Culture comes up a lot in business and organisations, especially in the academic side around the subject. Despite this though, many people are ok with just accepting a business culture and going along with it, believing that once a culture has come into play, it can’t be changed.
Culture is one of the main reasons that companies fail. Even with a great idea, a culture can cripple an organisation from the inside out.
In today’s article, I would like to discuss the 5 reasons why culture is so important.

Having the Right People

It can take years to acquire a team of the right people. Yet that team could ultimately be the failure of the business, because it doesn’t fit together, the culture doesn’t work.
Let’s use a football team as an example. Real Madrid and Barcelona of late are the perfect examples. Real Madrid have always been seen as having best players in the world, they spend millions and millions getting these players so that they can compete, but then Barcelona beat them, because they still have great players, but they have built a team…
It is exactly the same in businesses around the world. The best companies don’t necessarily always have the best employees, but they have employees who fit with the rest of the group and work well together.

Projecting a Brand Image

People often don’t think of this, but a culture within an organisation can be a deciding factor of what kind of brand image is projected to people outside of the company.
Take Google for example, a few years ago they were gaining a great brand image from the culture they had, of allowing employees 20% of their time to be their own time, to work on their own projects and expand themselves. More recently as this work practice has been cut, comments about Googles culture aren’t as impressive.
If people see how happy others are working for a company, they are more likely to use that company. We are now in a world, where residents in first world countries don’t just want good service and products, they want to see companies who treat their staff well, and that all comes under company culture.

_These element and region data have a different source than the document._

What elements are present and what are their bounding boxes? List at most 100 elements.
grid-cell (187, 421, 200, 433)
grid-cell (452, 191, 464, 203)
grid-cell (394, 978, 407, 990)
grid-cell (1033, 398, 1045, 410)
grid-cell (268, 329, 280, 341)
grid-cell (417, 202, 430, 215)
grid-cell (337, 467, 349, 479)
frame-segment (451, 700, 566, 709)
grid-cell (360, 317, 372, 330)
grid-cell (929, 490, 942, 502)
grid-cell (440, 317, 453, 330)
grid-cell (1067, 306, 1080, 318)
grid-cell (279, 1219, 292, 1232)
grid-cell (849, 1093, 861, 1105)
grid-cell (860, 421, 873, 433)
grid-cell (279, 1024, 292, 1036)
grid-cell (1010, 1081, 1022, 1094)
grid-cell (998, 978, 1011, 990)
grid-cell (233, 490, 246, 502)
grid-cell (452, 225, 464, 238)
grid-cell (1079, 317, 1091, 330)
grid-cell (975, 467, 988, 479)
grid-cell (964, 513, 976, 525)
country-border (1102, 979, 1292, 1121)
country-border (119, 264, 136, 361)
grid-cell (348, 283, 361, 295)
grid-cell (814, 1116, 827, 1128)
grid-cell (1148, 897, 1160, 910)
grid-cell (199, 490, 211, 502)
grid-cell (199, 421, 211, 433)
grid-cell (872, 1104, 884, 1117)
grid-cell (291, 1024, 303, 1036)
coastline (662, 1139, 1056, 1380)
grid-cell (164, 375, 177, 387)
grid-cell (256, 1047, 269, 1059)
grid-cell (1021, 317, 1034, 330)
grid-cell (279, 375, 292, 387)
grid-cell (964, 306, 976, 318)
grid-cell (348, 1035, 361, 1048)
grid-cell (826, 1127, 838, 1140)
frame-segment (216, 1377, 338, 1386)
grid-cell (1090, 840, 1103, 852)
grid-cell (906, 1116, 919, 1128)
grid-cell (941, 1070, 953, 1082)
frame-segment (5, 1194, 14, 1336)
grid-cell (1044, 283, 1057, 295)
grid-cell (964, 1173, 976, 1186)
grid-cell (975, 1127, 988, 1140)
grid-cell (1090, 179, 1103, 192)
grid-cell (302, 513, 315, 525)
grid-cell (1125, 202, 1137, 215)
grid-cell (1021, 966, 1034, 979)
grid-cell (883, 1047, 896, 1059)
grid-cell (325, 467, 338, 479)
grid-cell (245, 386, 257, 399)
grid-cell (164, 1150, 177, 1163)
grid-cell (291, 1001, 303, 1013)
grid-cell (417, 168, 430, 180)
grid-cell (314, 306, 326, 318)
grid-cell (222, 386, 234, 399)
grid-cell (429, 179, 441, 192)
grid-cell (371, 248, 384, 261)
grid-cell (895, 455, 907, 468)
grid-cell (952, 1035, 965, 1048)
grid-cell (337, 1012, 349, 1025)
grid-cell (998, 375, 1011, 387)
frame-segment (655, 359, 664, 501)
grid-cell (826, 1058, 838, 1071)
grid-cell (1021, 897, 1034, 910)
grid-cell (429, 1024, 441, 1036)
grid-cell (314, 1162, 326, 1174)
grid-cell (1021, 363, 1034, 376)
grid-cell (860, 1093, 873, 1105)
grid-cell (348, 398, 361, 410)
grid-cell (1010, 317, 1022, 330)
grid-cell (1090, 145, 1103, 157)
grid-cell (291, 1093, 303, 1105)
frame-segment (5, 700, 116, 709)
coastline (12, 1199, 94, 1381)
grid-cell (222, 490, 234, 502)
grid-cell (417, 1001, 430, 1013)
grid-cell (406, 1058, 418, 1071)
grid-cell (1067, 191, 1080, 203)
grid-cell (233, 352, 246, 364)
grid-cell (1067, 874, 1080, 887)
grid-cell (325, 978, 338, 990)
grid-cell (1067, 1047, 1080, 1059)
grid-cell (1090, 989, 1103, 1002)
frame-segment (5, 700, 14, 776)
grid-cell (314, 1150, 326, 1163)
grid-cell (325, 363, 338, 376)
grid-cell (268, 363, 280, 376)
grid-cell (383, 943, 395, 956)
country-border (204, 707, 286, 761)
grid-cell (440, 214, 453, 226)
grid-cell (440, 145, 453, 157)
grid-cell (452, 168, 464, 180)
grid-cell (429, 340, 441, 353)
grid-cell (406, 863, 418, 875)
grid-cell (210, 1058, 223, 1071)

The right culture can be a massive motivational culture. This can be seen in the rise of technology companies who focus on innovation and learning. By giving their employees a space to learn and innovate within the industry they love, the culture becomes one of self-improvement and motivation, helping to increase the productivity and work ethic at the company.
A great example of this is the start-up Buffer, who have a culture so set up for learning, self-improvement and self-actualisation, that they have people from all over the world throwing themselves at working for the company.
Obviously not all companies can work like this. Working at a factory can’t be set up in an innovative way, but they can be set up so communication is allowed, lower level employees can talk to managers, express their ideas and have their say. All of these culture defining elements can increase employee motivation.

Culture in a Nutshell

We will finish off with the definition of Culture to get you thinking of how you can change your company and increase performance, motivation and ultimately, profits.

Cultures in organisation is defined by how the organisation is run, how the personalities within the organisation interact with each other and also how the structure of the company is set out.